Perhaps it was not necessarily "conservative" in the most obvious sense of this word. In suggesting an empirical approach to the enormous complexity of human affairs, in place of the vague sloganizing of the philosophes, Burke may well be viewed as the founder of a real science of social reform, rather than as a hidebound conservative. He was certainly not opposed to change, if properly carried out, and his own career, that of a person of humble birth, consisted of one passionate crusade after another. His biographer, Philip Magnus, identifies many; the more famous were his crusades on behalf of American independence, Ireland, India (the Warren Hastings affair), and against the French Revolution. "The most urgent need of his nature was always some great cause to serve — some monstrous injustice to repair." This tempestuous Irishman was temperamentally as little a conservative as well can be.

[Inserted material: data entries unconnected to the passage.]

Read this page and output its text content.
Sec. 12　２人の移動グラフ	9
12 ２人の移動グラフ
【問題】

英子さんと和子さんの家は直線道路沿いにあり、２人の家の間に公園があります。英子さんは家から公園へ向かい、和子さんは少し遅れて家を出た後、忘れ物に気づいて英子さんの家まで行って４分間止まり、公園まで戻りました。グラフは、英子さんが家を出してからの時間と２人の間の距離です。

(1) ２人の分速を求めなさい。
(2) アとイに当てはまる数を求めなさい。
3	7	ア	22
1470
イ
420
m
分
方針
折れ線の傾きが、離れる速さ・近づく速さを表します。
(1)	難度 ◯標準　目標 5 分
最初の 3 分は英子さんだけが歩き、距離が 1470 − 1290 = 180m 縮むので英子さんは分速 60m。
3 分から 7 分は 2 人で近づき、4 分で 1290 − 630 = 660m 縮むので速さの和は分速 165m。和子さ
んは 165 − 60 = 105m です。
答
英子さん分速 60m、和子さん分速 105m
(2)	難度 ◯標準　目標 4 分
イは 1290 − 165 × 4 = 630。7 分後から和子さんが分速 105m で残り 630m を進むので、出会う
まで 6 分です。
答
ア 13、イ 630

But there was of course the conservative Burke, or, since he almost created the school, the Burke traits that came to be thought of as conservative. The feeling of piety for the social order, the mistrust of harebrained reformers with a one-shot plan, the organic conception of social growth, these were the foundations of the conservative faith. A great deal of Burke has been accepted as essential political wisdom for anyone who wants to participate in politics as it always is and must be, rather than merely shout slogans from a distance. A modern socialist, Harold Laski, declared that "The statesman ignorant of Burke is lost upon a stormy sea without a compass." The features of Burke's outlook less palatable to most moderns include his belief in aristocracy, with the accompanying rejection of equality.

Reflections on the Revolution in France was a work of genius, written at white heat, blazing with indignation and charged with eloquence — an eloquence that is a bit too much for some modern readers ("Burke never takes the trumpet from his lips") yet makes a gorgeous effect. It deeply influenced his generation and contributed not only to the anti-Revolutionary cause but to the romantic taste. In his youth, in the 1750s, a struggling young lawyer turned literary man, Burke had written a treatise called The Sublime and the Beautiful , which has often been seen as a landmark in the evolution of taste from neoclassical to romantic. He argued that while the realm of the "beautiful" is indeed subject to the familiar classical rules about harmony, proportion, elegance, etc., there is another realm, the "sublime," which inspires fear, awe, which does not civilize and socialize us as the classical does but makes us feel alone, exalts and exhilarates us. Burke was always a little romantic, his career was exceedingly so, and his last great work is, perhaps paradoxically, as romantic in style as it is conservative in content. So in a way the great spokesman of the counterrevolution was a revolutionary, too.